Genre: gen, headspace, 12x06 "Celebrating the Life of Asa Fox" tag
Characters: Dean (POV), Sam; Mary, Jody
Word Count: ~1500
Summary: After breakfast.
Breakfast is potatoes, eggs, bacon on bacon. Nothing special, a little cold. You and Sam are the youngest people in the joint by a couple decades, which almost never happens anymore. Either you're eating classier or you're getting older. (Also, the youngest person in the room isn't you. It's not your little brother. It's your mom.)
Hey, says Sam. You okay?
She said she'd be back soon, he adds, as the door closes behind Mary and the age of the diner trends upward.

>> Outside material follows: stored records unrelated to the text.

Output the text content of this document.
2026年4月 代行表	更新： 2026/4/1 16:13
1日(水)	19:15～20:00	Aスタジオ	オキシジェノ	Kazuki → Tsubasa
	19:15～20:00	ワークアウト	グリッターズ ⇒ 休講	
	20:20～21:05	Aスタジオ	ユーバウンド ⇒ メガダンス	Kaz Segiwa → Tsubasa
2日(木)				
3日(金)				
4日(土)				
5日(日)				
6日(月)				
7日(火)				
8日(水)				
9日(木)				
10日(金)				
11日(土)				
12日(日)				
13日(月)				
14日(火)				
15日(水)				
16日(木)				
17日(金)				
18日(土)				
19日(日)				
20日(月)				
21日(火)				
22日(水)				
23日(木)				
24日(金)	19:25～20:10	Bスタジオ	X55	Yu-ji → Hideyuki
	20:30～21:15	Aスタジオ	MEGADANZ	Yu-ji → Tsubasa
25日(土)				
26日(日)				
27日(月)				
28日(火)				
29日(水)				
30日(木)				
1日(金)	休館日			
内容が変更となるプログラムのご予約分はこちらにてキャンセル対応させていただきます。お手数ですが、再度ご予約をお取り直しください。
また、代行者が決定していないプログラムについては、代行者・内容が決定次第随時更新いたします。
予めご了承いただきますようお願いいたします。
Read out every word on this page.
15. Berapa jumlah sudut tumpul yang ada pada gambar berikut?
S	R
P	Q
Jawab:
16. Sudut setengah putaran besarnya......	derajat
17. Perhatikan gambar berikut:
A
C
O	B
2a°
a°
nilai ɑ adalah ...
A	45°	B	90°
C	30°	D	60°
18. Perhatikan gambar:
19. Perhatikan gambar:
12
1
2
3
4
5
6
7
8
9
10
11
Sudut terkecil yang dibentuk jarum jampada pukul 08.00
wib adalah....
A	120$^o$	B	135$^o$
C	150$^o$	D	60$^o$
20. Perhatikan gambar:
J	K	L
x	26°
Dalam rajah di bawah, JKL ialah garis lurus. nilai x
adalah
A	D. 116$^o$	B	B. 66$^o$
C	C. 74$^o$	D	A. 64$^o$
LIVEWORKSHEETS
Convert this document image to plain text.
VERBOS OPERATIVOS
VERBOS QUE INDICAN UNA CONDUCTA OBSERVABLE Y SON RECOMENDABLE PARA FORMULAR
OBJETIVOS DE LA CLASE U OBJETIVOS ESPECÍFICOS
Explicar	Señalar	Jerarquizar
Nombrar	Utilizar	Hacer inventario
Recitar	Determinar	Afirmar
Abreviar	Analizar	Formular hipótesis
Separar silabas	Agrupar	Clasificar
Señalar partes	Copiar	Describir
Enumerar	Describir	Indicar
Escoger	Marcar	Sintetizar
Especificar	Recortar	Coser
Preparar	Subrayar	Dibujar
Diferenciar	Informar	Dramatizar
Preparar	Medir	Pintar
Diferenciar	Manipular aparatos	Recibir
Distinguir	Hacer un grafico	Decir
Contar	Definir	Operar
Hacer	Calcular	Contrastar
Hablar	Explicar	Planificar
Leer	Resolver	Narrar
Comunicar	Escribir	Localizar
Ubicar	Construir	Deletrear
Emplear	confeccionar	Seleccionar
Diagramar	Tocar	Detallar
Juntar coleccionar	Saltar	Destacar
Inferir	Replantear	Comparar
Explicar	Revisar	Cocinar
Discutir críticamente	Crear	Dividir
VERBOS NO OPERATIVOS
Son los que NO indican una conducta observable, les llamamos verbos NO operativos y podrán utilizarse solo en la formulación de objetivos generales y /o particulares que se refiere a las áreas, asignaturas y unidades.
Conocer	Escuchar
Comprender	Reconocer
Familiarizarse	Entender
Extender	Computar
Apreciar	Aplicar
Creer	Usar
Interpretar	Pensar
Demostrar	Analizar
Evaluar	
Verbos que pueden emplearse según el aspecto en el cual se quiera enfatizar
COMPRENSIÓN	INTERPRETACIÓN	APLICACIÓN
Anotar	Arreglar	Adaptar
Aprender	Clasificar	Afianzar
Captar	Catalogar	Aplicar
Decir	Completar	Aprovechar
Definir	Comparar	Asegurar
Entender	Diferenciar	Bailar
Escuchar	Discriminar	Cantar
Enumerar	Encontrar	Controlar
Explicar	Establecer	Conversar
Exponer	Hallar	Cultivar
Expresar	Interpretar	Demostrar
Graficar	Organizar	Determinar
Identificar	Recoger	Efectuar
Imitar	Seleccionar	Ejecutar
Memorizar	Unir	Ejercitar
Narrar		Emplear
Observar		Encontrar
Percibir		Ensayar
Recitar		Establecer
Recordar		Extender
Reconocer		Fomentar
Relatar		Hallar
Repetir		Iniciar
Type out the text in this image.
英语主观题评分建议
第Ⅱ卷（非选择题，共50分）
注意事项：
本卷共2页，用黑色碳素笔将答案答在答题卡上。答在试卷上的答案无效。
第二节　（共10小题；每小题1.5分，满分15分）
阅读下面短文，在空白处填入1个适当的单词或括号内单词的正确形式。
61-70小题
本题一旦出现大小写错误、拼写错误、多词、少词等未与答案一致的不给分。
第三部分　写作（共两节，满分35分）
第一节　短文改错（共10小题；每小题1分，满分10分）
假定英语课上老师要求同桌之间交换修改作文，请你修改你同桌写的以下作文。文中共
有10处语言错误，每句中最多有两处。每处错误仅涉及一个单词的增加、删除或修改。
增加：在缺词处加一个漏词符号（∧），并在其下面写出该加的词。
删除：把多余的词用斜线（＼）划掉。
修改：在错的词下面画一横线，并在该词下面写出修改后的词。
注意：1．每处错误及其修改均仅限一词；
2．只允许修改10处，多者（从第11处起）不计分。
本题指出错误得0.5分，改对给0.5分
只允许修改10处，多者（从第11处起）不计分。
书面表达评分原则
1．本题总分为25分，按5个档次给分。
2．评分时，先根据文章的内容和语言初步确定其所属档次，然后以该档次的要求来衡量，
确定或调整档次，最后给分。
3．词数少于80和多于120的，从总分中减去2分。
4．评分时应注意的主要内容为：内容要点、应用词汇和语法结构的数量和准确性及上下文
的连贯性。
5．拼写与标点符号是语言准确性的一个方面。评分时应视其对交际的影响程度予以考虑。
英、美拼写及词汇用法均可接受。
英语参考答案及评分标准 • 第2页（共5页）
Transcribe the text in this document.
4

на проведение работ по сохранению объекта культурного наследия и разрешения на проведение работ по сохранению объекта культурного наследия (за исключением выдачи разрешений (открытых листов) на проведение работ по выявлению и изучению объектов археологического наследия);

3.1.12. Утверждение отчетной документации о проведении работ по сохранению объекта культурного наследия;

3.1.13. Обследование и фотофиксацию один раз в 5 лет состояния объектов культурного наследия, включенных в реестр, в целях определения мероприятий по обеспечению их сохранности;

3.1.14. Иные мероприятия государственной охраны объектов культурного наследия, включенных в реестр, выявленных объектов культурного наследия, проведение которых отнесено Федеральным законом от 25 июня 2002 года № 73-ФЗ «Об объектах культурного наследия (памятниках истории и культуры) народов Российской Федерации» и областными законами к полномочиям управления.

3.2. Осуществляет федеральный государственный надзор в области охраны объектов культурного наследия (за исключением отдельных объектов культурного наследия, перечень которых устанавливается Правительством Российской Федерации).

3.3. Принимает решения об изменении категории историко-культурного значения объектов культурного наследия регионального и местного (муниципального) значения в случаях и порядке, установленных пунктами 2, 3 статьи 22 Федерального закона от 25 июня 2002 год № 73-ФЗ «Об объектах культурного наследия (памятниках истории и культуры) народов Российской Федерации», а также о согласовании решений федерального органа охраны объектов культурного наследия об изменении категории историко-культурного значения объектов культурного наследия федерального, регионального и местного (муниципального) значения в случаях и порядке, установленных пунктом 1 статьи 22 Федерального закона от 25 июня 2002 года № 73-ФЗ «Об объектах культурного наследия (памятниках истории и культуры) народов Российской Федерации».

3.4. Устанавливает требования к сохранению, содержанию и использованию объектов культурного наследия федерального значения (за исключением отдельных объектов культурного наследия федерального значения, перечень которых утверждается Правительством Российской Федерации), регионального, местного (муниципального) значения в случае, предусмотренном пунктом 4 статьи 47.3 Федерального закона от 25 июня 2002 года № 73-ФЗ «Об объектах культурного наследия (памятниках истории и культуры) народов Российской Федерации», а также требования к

Yeah, you're okay. You nod, because that's all Sam needs from you, at least for the next ten minutes. His intonation is short-term, acute--a reaction to your sudden drop on the Glasgow Coma Scale (eyes, closed; posture, in pain; verbal, not so much).
You're okay. It's just you haven't slept in however many days and you got thrown through a window last night and onto a thresher the night before, and your last reason to pretend otherwise just walked out the door.
I'm fucking tired, you elaborate, because you're feeling generous.
Amen to that, Sam replies. He wilts beside you. You weren't keeping track, but he probably got thrown into some things, too.
He says, I think I talked to more people last night than we've even seen in the last month.
You're not sure if this is supposed to be a silver lining or an explanation. You don't think Sam knows, either.
Sam continues, It was nice, I mean--but it was just... It was a lot of people.
Two fewer now, you say. Give or take.
(Sorry, Randy, Elvis. Them's the breaks.)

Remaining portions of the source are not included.